Senado aprova novo Plano Nacional de Educação e texto vai ao plenário

O novo Plano Nacional de Educação (PNE) foi aprovado pela Comissão de Educação do Senado nesta quarta-feira (25) e agora aguarda votação no plenário. O projeto estabelece diretrizes educacionais para o período 2025-2034 e pode receber aprovação final ainda hoje.

A votação na comissão foi simbólica, com apenas a senadora Damares Alves (Republicanos-DF) registrando voto contrário. A relatora Teresa Leitão (PT-PE) manteve o texto aprovado pela Câmara dos Deputados em dezembro, evitando alterações que obrigariam nova tramitação na Casa Baixa.

Metas para a próxima década

O documento estabelece 19 metas com estratégias específicas para cada área educacional. Entre os principais objetivos está alcançar investimento de 10% do PIB em educação, meta não cumprida no plano anterior que se encerrou em 2024.

Na educação infantil, o plano prevê universalização da pré-escola para crianças de 4 a 5 anos em dois anos. Para creches, a meta é atender 60% das crianças até 3 anos até o final da década, buscando 100% da demanda.

Alfabetização e ensino básico

A alfabetização terá como objetivo que 80% das crianças estejam alfabetizadas ao final do 2º ano do fundamental em cinco anos, com universalização completa até 2034. O mesmo percentual se aplica à aprendizagem em matemática.

O acesso escolar será universalizado para toda população de 6 a 17 anos em três anos. As metas incluem que 95% dos estudantes concluam o 9º ano do fundamental e 90% finalizem o ensino médio na idade adequada.

Tramitação acelerada

A estratégia da relatora foi manter o texto da Câmara para acelerar a aprovação. Teresa Leitão aceitou apenas alterações de redação para evitar retorno à Casa Baixa, o que atrasaria o processo.

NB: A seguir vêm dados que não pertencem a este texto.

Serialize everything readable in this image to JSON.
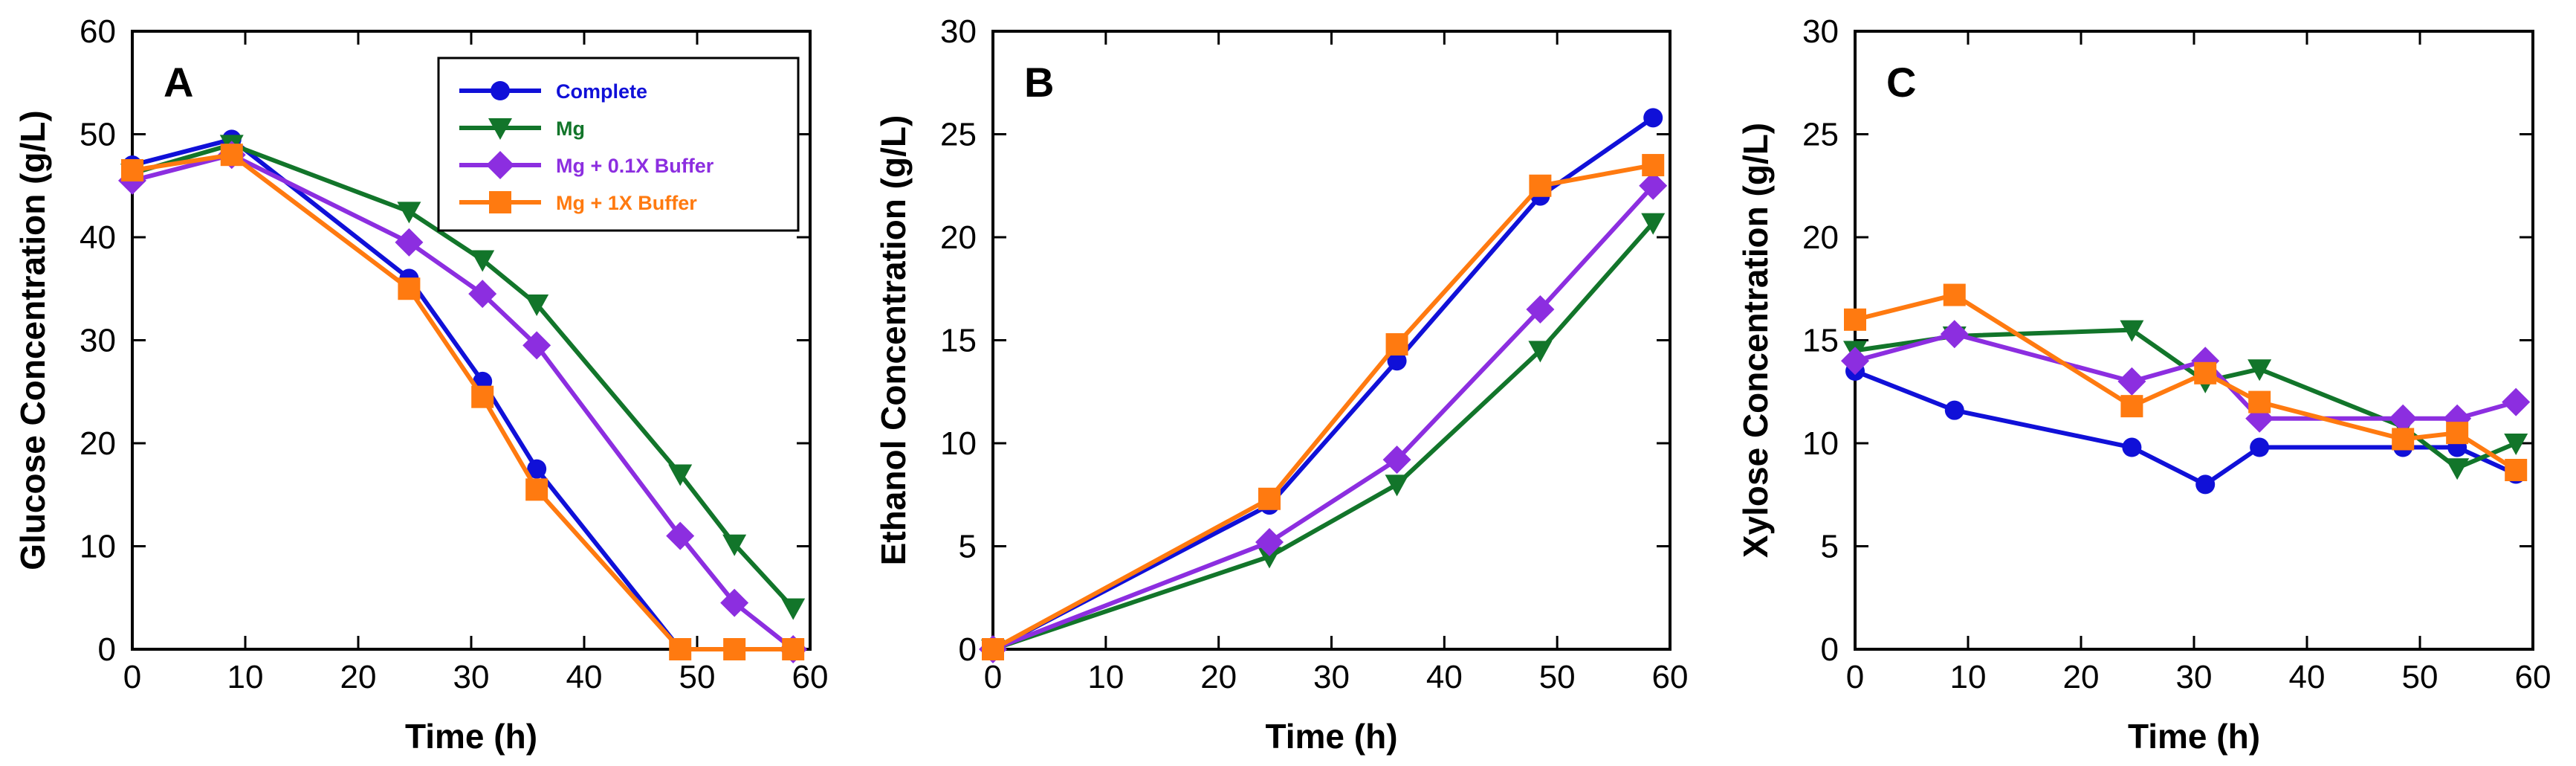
{
  "colors": {
    "Complete": "#1010d8",
    "Mg": "#12752a",
    "Mg + 0.1X Buffer": "#8c2ee0",
    "Mg + 1X Buffer": "#ff7a10"
  },
  "markers": {
    "Complete": "circle",
    "Mg": "triangle-down",
    "Mg + 0.1X Buffer": "diamond",
    "Mg + 1X Buffer": "square"
  },
  "legend": {
    "panel": "A",
    "placement": "top-right",
    "entries": [
      "Complete",
      "Mg",
      "Mg + 0.1X Buffer",
      "Mg + 1X Buffer"
    ]
  },
  "chart_data": [
    {
      "type": "line",
      "panel": "A",
      "title": "",
      "xlabel": "Time (h)",
      "ylabel": "Glucose Concentration (g/L)",
      "xlim": [
        0,
        60
      ],
      "ylim": [
        0,
        60
      ],
      "xticks": [
        0,
        10,
        20,
        30,
        40,
        50,
        60
      ],
      "yticks": [
        0,
        10,
        20,
        30,
        40,
        50,
        60
      ],
      "grid": false,
      "series": [
        {
          "name": "Complete",
          "x": [
            0,
            8.8,
            24.5,
            31,
            35.8,
            48.5,
            58.5
          ],
          "values": [
            47,
            49.5,
            36,
            26,
            17.5,
            0,
            0
          ]
        },
        {
          "name": "Mg",
          "x": [
            0,
            8.8,
            24.5,
            31,
            35.8,
            48.5,
            53.3,
            58.5
          ],
          "values": [
            46.2,
            49,
            42.5,
            37.8,
            33.5,
            17,
            10.2,
            4
          ]
        },
        {
          "name": "Mg + 0.1X Buffer",
          "x": [
            0,
            8.8,
            24.5,
            31,
            35.8,
            48.5,
            53.3,
            58.5
          ],
          "values": [
            45.5,
            48,
            39.5,
            34.5,
            29.5,
            11,
            4.5,
            0
          ]
        },
        {
          "name": "Mg + 1X Buffer",
          "x": [
            0,
            8.8,
            24.5,
            31,
            35.8,
            48.5,
            53.3,
            58.5
          ],
          "values": [
            46.5,
            48,
            35,
            24.5,
            15.5,
            0,
            0,
            0
          ]
        }
      ]
    },
    {
      "type": "line",
      "panel": "B",
      "title": "",
      "xlabel": "Time (h)",
      "ylabel": "Ethanol Concentration (g/L)",
      "xlim": [
        0,
        60
      ],
      "ylim": [
        0,
        30
      ],
      "xticks": [
        0,
        10,
        20,
        30,
        40,
        50,
        60
      ],
      "yticks": [
        0,
        5,
        10,
        15,
        20,
        25,
        30
      ],
      "grid": false,
      "series": [
        {
          "name": "Complete",
          "x": [
            0,
            24.5,
            35.8,
            48.5,
            58.5
          ],
          "values": [
            0,
            7,
            14,
            22,
            25.8
          ]
        },
        {
          "name": "Mg",
          "x": [
            0,
            24.5,
            35.8,
            48.5,
            58.5
          ],
          "values": [
            0,
            4.5,
            8,
            14.5,
            20.7
          ]
        },
        {
          "name": "Mg + 0.1X Buffer",
          "x": [
            0,
            24.5,
            35.8,
            48.5,
            58.5
          ],
          "values": [
            0,
            5.2,
            9.2,
            16.5,
            22.5
          ]
        },
        {
          "name": "Mg + 1X Buffer",
          "x": [
            0,
            24.5,
            35.8,
            48.5,
            58.5
          ],
          "values": [
            0,
            7.3,
            14.8,
            22.5,
            23.5
          ]
        }
      ]
    },
    {
      "type": "line",
      "panel": "C",
      "title": "",
      "xlabel": "Time (h)",
      "ylabel": "Xylose Concentration (g/L)",
      "xlim": [
        0,
        60
      ],
      "ylim": [
        0,
        30
      ],
      "xticks": [
        0,
        10,
        20,
        30,
        40,
        50,
        60
      ],
      "yticks": [
        0,
        5,
        10,
        15,
        20,
        25,
        30
      ],
      "grid": false,
      "series": [
        {
          "name": "Complete",
          "x": [
            0,
            8.8,
            24.5,
            31,
            35.8,
            48.5,
            53.3,
            58.5
          ],
          "values": [
            13.5,
            11.6,
            9.8,
            8,
            9.8,
            9.8,
            9.8,
            8.5
          ]
        },
        {
          "name": "Mg",
          "x": [
            0,
            8.8,
            24.5,
            31,
            35.8,
            48.5,
            53.3,
            58.5
          ],
          "values": [
            14.5,
            15.2,
            15.5,
            13,
            13.6,
            10.8,
            8.8,
            10
          ]
        },
        {
          "name": "Mg + 0.1X Buffer",
          "x": [
            0,
            8.8,
            24.5,
            31,
            35.8,
            48.5,
            53.3,
            58.5
          ],
          "values": [
            14,
            15.3,
            13,
            14,
            11.2,
            11.2,
            11.2,
            12
          ]
        },
        {
          "name": "Mg + 1X Buffer",
          "x": [
            0,
            8.8,
            24.5,
            31,
            35.8,
            48.5,
            53.3,
            58.5
          ],
          "values": [
            16,
            17.2,
            11.8,
            13.4,
            12,
            10.2,
            10.5,
            8.7
          ]
        }
      ]
    }
  ]
}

O Brasil está sem plano educacional desde que o anterior se encerrou em 2024. O governo Lula não conseguiu aprovar o novo documento a tempo para o início de 2025, deixando o país com diretrizes educacionais desatualizadas.

“Como estamos sem plano, porque o anterior teve vigência prorrogada até dezembro, é urgente que esse plano seja aprovado”, afirmou Teresa Leitão.

A aprovação no plenário depende da inclusão na pauta pelo presidente do Senado, Davi Alcolumbre (União Brasil-AP), com aval da maioria dos senadores. Se aprovado sem alterações, o texto segue para sanção presidencial.